A lei 12.015/09 trouxe a possibilidade de enquadramento da mulher no polo ativo do delito, então, não se pode eximir tal pratica delituosa consumada pela mulher-autora, por mais que seja improvável a prática do crime de estupro por parte de uma mulher em um indivíduo do sexo masculino.

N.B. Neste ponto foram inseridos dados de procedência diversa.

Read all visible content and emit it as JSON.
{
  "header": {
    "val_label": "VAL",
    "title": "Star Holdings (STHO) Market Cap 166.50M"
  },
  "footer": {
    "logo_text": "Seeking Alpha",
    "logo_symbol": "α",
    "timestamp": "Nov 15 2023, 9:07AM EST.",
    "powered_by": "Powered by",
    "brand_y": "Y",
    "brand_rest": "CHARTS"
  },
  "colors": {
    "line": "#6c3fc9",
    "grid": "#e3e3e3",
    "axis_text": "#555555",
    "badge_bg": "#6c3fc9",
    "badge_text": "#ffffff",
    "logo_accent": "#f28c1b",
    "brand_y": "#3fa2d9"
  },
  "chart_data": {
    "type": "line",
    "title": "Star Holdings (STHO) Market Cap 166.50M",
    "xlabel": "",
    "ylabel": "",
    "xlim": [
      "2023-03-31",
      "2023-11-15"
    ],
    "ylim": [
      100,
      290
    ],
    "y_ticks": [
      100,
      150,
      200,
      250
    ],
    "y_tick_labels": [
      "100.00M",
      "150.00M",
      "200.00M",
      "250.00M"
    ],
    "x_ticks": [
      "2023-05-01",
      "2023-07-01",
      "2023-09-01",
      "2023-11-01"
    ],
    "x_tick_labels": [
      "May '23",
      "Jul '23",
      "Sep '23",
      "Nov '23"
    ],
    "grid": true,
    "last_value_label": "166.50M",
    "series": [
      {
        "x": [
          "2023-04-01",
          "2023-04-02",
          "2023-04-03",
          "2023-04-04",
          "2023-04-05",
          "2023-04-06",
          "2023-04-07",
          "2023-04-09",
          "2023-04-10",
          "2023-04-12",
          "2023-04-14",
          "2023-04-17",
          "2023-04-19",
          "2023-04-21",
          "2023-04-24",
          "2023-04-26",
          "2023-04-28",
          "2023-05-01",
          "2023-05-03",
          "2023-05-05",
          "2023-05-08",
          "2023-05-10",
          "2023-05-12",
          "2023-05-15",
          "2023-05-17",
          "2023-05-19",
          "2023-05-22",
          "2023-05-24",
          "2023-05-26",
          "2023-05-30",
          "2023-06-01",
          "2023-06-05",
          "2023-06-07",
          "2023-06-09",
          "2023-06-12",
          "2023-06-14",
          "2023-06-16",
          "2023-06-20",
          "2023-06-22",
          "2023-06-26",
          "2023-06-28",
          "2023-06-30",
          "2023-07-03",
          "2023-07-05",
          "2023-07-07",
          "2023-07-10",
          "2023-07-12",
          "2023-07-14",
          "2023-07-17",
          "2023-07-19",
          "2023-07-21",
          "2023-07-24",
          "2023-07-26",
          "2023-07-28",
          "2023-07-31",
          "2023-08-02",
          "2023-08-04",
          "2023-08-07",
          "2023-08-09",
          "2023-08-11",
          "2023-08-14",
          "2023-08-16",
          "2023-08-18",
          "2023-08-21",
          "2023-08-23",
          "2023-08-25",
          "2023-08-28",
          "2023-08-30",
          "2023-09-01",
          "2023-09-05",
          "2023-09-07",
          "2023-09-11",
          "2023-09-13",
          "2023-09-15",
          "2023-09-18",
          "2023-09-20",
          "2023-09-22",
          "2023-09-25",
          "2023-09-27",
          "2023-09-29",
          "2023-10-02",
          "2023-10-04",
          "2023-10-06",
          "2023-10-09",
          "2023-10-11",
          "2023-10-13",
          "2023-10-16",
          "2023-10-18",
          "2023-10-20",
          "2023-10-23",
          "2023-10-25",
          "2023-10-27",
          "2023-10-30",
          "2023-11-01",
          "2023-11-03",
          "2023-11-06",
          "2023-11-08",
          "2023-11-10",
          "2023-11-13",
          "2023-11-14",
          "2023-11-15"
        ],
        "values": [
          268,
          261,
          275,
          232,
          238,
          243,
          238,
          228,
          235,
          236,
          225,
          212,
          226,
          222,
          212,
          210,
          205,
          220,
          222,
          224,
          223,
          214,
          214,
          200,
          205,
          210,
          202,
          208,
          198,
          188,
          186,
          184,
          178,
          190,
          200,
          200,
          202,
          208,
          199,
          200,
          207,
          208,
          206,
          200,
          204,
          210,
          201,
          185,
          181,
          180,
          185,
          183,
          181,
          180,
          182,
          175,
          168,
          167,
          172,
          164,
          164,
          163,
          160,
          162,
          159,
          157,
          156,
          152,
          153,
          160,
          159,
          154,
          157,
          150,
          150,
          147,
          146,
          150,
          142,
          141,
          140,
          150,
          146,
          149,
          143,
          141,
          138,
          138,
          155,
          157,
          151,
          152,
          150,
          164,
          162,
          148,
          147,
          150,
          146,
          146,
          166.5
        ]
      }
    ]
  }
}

Para Nucci et al (2010), antes do advento da Lei n° 12.015/09, se uma determinada mulher obrigasse um indivíduo do sexo masculino a praticar com ela conjunção carnal, estaria incorrendo no delito de constrangimento ilegal (art.146). Já Hungria, Lacerda e Fragoso (1981) defendiam a tipificação da referida ação como atentado violento ao pudor (art. 214).

Considerando-se a possibilidade de a mulher compor o polo ativo no crime de estupro e o homem o polo passivo, é necessário expor três as hipóteses em que o homem figuraria como vítima: 1ª) ser constrangido a manter conjunção carnal, evidentemente, com uma mulher, que poderá ser a autora ou terceira; 2ª) ser compelido a prática de atos libidinosos com uma mulher (autora ou terceira) ou com outro homem; 3ª) ser forçado por mulher a praticar ato libidinoso em si, como a automasturbação (GRECO, 2011). Salienta-se ainda, que a mulher pode ser sujeito ativo em concurso com o homem ou com outra mulher, a primeira sendo responsável pela elementar grave ameaça, forçando a vítima a realizar ato libidinoso em outro homem como também, fazendo com que a vítima se permita à prática de tais atos por parte deste homem, ou realizar conjunção carnal com outra mulher, nesse caso, essa segunda pessoa estaria no papel de coautor (QUEZADO, 2010).

1.1 CRIME DE ESTUPRO PRATICADO PELA MULHER – MEIOS EXECUTÓRIOS NA MODALIDADE CONJUNÇÃO CARNAL

Há meios executórios empregados pela autora para lograr êxito na execução do crime de estupro na modalidade conjunção carnal?

Para responder a esta indagação, faz-se oportuno buscar ensinamentos na Medicina, mais precisamente no ramo da Urologia para saber se um homem consegue ter ereção mediante coação física ou psíquica, para realizar a intromissão do pênis na vagina e o delito se aperfeiçoar na modalidade conjunção carnal.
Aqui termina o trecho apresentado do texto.